The world of USD-pegged stablecoins is on fire, inching closer to a staggering $165 billion milestone! Fresh faces like Ethena’s USDe and heavyweights like PayPal and Ripple are shaking things up in this fiercely competitive arena. Ripple, especially, is aiming for the stars, foreseeing a jaw-dropping $2.8 trillion market by 2028. While Ripple sees stablecoins as a vast opportunity for crypto, the SEC finds it as a future violation of security law.  

What’s driving SEC’s move? Let’s find out. 

SEC’s Took a Jab at Ripple’s Stablecoins

Interestingly, Ripple’s stablecoin project finds itself under the SEC’s radar even before its official launch. In their recent filing, the SEC reiterated the status of stablecoin as an “unregistered crypto asset.” The SEC’s argument revolves around Ripple’s history of selling unregistered XRP, suggesting potential future violations of U.S. securities laws. Their scrutiny extends to Ripple’s forthcoming stablecoin, which is characterized as another unregistered crypto asset.

Ripple had announced its dollar-backed cryptocurrency in early April, touting it as an “enterprise-grade” stablecoin set to operate on both the XRP Ledger and Ethereum, aiming to marry traditional finance with the crypto space. According to Ripple’s CTO David Schwartz, the stablecoin’s name will be revealed in June.

Ripple Responded to the Controversy

In response to the SEC’s concerns about potential future violations of U.S. securities laws, Ripple argues that it has obtained licenses from various jurisdictions, including some that don’t classify XRP sales as securities sales. However, the SEC dismisses this argument as absurd, likening it to a New York restaurant claiming it doesn’t need a liquor license because it obtained a fishing license in California.

The legal battle inches closer to conclusion, with the SEC pushing for a permanent injunction due to Ripple’s heavy reliance on selling XRP to On-Demand Liquidity (ODL) customers.

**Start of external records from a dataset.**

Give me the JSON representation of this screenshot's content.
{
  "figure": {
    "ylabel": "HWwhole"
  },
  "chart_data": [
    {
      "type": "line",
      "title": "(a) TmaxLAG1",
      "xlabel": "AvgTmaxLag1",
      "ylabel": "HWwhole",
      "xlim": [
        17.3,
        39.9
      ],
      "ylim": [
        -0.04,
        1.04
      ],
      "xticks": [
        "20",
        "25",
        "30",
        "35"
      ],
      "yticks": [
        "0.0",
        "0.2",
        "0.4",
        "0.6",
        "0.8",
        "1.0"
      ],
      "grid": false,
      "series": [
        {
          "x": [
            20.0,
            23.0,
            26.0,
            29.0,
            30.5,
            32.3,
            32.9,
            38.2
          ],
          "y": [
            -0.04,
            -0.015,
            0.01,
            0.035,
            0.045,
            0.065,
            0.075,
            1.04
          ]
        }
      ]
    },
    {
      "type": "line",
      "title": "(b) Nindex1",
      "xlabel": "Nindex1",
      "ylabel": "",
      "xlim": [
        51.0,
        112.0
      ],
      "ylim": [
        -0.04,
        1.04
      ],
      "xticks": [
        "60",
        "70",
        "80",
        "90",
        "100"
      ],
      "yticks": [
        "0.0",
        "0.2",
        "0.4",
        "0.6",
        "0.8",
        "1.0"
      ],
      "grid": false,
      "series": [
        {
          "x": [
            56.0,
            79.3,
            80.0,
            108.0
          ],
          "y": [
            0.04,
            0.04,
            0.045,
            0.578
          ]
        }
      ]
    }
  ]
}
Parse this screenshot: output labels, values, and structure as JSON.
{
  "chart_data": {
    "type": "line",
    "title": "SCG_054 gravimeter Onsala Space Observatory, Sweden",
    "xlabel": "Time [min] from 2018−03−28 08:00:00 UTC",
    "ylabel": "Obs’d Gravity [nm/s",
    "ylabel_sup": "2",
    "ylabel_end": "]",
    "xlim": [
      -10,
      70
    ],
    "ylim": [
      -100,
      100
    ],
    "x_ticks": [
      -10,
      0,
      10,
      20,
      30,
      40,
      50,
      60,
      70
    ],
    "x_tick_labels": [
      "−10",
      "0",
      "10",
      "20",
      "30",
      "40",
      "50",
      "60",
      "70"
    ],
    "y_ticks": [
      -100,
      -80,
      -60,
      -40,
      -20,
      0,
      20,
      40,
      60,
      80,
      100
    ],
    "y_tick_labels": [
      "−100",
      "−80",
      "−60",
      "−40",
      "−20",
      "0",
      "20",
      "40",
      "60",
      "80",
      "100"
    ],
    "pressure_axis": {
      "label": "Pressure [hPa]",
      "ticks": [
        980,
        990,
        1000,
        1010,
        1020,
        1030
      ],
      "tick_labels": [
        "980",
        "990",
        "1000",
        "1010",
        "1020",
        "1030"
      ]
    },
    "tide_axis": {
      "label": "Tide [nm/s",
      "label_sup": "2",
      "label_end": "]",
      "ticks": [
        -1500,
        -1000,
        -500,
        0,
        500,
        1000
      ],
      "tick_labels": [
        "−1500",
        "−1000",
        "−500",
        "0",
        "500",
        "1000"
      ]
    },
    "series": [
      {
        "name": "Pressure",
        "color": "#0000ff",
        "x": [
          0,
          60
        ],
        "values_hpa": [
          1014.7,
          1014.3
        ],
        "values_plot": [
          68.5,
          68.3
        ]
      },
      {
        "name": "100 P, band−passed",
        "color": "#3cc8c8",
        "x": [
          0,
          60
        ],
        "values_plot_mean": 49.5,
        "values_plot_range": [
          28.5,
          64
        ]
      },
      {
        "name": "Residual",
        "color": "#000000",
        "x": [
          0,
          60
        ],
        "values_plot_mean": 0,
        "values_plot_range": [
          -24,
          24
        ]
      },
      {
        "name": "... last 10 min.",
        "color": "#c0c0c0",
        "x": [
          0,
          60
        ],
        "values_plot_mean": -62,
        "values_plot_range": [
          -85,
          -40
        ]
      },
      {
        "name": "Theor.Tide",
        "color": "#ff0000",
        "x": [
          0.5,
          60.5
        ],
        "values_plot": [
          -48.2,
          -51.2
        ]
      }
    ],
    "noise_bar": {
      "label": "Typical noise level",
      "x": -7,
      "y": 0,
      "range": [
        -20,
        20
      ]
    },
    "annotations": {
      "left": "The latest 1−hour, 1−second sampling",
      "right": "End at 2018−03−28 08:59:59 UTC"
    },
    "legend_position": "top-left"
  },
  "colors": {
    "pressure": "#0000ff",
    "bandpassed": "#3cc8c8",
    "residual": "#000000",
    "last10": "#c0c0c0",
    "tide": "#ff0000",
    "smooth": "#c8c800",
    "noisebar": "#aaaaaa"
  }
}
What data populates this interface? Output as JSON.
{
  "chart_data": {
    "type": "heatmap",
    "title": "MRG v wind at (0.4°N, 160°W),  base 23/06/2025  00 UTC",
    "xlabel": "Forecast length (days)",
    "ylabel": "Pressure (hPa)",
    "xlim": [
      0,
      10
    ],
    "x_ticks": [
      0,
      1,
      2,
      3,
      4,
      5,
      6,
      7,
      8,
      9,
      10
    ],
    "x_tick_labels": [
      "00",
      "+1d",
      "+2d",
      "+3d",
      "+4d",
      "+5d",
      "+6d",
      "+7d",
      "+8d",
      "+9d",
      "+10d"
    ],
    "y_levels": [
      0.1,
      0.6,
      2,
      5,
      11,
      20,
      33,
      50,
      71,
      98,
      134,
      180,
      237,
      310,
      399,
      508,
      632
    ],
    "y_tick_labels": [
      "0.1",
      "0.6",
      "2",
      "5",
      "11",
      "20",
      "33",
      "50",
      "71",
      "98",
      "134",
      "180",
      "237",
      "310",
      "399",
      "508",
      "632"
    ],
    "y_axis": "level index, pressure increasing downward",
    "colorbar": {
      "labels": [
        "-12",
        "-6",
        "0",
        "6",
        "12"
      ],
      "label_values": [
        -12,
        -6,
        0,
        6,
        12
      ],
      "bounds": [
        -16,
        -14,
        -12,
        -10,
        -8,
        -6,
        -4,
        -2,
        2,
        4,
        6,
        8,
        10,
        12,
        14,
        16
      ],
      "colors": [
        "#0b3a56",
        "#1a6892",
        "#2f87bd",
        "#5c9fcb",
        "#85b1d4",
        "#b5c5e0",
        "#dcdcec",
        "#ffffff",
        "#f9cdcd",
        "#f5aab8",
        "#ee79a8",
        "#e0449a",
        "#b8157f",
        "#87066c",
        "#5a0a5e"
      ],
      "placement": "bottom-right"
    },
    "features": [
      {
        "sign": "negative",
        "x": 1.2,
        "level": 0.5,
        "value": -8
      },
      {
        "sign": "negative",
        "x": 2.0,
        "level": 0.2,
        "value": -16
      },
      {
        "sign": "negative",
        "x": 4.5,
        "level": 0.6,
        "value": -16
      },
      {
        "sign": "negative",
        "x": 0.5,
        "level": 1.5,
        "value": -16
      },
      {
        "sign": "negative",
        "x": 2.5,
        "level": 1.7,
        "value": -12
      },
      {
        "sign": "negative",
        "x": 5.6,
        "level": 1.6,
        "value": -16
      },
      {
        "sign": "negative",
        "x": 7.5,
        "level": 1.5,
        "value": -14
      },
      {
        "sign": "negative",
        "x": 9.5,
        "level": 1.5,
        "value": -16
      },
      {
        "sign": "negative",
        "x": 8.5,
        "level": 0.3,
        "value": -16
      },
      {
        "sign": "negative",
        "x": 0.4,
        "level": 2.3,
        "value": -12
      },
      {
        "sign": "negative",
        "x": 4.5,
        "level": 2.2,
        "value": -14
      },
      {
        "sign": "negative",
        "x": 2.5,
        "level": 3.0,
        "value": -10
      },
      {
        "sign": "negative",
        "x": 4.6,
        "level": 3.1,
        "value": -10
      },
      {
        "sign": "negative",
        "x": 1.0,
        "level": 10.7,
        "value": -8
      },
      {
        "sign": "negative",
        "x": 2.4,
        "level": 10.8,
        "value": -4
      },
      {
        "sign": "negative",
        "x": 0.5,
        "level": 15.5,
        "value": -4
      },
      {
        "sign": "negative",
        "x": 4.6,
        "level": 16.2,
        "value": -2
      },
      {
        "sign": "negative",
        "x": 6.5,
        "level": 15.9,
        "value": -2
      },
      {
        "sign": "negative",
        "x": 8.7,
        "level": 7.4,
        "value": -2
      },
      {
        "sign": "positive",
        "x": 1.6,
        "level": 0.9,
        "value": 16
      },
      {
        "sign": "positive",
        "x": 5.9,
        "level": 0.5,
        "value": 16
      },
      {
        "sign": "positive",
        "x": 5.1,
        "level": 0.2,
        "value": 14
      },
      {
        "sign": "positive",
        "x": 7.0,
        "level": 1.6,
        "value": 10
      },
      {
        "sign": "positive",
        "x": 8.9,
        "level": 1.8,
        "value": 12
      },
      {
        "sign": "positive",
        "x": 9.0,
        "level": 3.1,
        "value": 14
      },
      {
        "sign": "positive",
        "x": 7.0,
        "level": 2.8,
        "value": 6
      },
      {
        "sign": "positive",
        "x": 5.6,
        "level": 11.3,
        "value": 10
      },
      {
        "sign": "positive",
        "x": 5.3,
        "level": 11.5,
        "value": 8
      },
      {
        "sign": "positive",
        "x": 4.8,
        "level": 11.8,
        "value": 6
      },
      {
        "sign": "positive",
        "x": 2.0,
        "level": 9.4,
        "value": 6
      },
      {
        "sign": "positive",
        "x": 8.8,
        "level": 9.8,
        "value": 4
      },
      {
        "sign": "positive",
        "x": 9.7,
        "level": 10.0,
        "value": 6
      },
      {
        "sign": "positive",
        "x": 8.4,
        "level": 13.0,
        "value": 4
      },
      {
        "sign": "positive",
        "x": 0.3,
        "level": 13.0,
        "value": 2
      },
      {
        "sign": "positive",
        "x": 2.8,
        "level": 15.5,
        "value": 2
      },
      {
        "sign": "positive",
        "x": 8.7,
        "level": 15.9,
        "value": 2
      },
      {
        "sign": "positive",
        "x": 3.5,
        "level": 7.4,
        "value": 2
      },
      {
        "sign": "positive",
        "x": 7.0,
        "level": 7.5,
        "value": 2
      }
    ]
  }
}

In a prior ruling, U.S. District Court Judge Analisa Torres found Ripple guilty of violating security laws through direct sales of XRP to institutional investors. The SEC accuses Ripple of attempting to rehash arguments from summary judgments. They advocate for a substantial penalty to deter future violations, asserting that a mere $10 million, as proposed by Ripple, wouldn’t suffice. They argue that penalties should align with ill-gotten gains, as is customary in court.

Responding to the SEC’s stance, Ripple’s top lawyer, Stuart Alderoty, expresses optimism about nearing resolution by this year if both parties stick to the deadlines. He criticizes the SEC for what he perceives as a misapplication of the law but acknowledges progress toward closure in the lawsuit.